05/09/2017 折々のうた(大岡 信):書評「「言葉の宝庫」を堪能しよう」

これまでにたくさんの本を買って
たくさんの本を売ったり
なくしたりしてきました。
住居スペースの問題もありますから
仕方がありません。
それでもちゃんと残った本がたくさんあります。
時々それらの本を眺めながら思うことは
この本をもう一度読むことは
あるのだろうかということです。
そんなこと思うこと
ありませんか。
大岡信さんの『折々のうた』シリーズも
私の蔵書に残ったもの。
今回再読しようと考えたきっかけは
書評に書いた通り
大岡信さんの逝去ですが
これをはじめにして
シリーズを順番に読んでいこうと
思っています。
ちなみにこの巻で心に残った短詩は
天の海に雲の波立ち月の船星の林に漕ぎ隠る見ゆ 柿本人麻呂歌集
「月の船星の林」、いい日本語じゃないですか。
じゃあ、読もう。

久方ぶりに本棚から引っ張りだして読んでみるきっかけは、著者の大岡信さんの逝去だった。
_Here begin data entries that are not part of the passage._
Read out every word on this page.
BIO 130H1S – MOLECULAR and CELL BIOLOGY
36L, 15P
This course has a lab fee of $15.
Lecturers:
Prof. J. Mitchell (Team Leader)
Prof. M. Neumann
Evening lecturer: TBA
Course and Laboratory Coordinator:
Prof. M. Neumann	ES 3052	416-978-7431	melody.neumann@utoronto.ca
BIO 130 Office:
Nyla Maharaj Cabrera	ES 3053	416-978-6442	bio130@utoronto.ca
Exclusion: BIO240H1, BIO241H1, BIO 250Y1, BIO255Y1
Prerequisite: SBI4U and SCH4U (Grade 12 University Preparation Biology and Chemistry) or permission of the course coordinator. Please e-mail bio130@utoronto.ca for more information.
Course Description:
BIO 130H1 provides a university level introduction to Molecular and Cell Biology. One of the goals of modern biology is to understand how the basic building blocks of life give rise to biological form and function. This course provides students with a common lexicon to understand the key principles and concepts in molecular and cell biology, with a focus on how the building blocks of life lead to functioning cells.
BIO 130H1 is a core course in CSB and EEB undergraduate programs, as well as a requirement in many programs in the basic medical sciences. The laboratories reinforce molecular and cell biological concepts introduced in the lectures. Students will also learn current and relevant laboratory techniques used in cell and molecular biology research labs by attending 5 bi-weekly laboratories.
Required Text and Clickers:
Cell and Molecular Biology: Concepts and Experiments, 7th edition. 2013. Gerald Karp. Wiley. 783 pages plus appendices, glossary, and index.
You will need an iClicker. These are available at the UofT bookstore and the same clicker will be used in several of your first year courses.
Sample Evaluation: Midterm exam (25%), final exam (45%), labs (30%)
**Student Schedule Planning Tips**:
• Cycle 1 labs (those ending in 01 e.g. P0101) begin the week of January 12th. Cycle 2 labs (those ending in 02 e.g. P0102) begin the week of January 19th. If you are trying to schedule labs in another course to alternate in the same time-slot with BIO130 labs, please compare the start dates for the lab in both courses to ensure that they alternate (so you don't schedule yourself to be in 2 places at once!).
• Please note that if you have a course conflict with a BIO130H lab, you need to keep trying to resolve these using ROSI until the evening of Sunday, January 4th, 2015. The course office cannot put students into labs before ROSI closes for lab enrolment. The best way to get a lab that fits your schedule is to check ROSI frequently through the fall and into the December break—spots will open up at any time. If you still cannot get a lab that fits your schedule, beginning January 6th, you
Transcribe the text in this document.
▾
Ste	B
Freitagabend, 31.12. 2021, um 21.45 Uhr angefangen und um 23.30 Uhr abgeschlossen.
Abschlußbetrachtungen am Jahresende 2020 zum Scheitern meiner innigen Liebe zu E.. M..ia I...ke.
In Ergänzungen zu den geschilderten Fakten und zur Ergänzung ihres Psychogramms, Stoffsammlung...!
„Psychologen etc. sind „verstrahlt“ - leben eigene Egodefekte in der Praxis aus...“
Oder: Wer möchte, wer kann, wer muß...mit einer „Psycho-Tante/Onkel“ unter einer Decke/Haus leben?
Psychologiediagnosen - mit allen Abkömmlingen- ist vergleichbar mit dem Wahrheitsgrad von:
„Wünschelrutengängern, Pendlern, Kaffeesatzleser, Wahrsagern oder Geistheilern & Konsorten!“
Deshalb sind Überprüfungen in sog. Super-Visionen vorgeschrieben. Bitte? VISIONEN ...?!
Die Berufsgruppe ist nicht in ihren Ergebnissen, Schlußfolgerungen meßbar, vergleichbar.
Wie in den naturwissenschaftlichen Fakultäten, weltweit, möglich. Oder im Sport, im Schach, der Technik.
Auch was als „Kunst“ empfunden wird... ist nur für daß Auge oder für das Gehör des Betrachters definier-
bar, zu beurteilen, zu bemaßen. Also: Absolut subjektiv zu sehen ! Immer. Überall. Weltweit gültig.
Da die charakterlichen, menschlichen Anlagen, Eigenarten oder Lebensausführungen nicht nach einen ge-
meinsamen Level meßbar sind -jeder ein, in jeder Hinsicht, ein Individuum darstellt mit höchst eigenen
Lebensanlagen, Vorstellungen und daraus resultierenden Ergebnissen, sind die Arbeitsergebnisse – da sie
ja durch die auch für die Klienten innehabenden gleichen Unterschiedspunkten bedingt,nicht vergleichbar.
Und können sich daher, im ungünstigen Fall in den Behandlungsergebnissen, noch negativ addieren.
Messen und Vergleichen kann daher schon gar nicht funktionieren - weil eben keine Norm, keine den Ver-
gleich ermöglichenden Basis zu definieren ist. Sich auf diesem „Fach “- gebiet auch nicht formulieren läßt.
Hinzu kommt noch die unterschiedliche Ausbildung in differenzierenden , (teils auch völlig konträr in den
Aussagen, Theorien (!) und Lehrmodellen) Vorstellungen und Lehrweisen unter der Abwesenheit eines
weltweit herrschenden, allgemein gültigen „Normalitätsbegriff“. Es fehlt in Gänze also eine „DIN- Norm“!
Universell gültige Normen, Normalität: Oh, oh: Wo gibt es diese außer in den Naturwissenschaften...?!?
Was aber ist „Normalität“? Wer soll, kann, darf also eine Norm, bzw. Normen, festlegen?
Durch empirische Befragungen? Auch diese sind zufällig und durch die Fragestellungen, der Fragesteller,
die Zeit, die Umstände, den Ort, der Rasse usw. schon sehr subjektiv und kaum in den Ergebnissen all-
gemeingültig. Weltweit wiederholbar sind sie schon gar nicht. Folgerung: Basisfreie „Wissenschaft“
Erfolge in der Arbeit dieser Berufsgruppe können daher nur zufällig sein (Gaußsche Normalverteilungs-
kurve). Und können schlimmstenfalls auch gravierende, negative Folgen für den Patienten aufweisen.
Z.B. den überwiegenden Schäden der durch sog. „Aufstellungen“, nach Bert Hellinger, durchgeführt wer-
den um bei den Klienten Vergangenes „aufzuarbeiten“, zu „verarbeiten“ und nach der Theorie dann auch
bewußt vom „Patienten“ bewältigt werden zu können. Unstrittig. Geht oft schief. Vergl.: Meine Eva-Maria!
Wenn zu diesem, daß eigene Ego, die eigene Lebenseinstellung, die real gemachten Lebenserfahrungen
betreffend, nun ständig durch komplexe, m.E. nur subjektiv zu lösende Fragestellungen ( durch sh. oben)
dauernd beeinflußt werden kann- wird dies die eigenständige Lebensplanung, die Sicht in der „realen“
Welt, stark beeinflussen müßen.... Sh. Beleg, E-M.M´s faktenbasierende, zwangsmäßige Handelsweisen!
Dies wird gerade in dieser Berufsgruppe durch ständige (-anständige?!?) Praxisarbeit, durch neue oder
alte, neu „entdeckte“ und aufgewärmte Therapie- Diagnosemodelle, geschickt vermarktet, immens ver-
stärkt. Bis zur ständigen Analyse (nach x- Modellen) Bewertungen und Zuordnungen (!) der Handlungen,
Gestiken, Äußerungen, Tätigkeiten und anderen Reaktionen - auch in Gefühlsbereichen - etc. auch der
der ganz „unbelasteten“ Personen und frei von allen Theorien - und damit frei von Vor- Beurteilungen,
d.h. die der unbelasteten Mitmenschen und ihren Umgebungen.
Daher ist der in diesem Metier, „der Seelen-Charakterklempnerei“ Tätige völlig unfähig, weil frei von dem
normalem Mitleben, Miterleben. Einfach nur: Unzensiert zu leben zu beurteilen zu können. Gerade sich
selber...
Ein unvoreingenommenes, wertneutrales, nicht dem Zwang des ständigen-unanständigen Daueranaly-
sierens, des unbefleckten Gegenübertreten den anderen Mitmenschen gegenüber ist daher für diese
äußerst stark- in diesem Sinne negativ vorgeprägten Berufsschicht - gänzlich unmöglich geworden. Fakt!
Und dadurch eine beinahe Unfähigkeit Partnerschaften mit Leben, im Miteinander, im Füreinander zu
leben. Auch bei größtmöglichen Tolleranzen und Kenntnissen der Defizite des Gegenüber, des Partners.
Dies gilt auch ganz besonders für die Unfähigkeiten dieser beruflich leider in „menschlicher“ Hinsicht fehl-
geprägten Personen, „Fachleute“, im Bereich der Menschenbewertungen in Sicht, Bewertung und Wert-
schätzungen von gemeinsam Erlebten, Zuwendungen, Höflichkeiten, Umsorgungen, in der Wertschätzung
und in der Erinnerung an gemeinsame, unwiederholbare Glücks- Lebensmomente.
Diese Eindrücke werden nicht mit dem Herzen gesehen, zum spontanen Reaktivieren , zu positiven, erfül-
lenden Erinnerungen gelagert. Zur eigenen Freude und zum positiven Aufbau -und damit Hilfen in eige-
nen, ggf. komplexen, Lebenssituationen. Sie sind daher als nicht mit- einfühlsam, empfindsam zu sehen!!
著者の死が再読のきっかけなど不謹慎と言われればその通りなのだが、本を開くきっかけはそういうことも必要かもしれない。
特にこの本のように朝日新聞に連載が始まったのが1979年1月、岩波新書として一年分の記事がまとまった1980年3月、それから余りにも長い歳月が過ぎて、そういう本を手にとるきっかけとなれば、著者の死でもあっても仕方がない。
どころか、どういうきっかけであれ若い人にはこの本を読んでもらいたいものだ。
大岡信さんにはこの本を若い人々に読んでもらいたいという思いがそもそもあって、だから手軽な新書として刊行することを希望したと、「あとがき」に記されている。
この「あとがき」であるが、ここから続くどの巻でもこの「あとがき」の文章がよくて、ぜひ味わってもらいたい。
特にシリーズ最初のこの巻では新聞連載と新書版との文字数の違い(ちなみに書いておくと新書版は新聞より30文字多い210字らしい)や、大岡さんがこの連載で試みたこと(これもちなみに書いておくと、「日本詩歌の常識」づくり、とある。これはどういう「常識」かというと、「和歌も漢詩も、歌謡も俳諧も、今日の詩歌も、ひっくるめてわれわれの詩、万人に開かれた言葉の宝庫」であるという常識を、明らかにすることだと読めます)などが記されています。
著者の死が大きなニュースになって、その功績も語られて、この連載や本が出版された時にはまだ親の世代も若かっただろう、今の若い人たちにもぜひ「言葉の宝庫」を楽しんでもらいたい。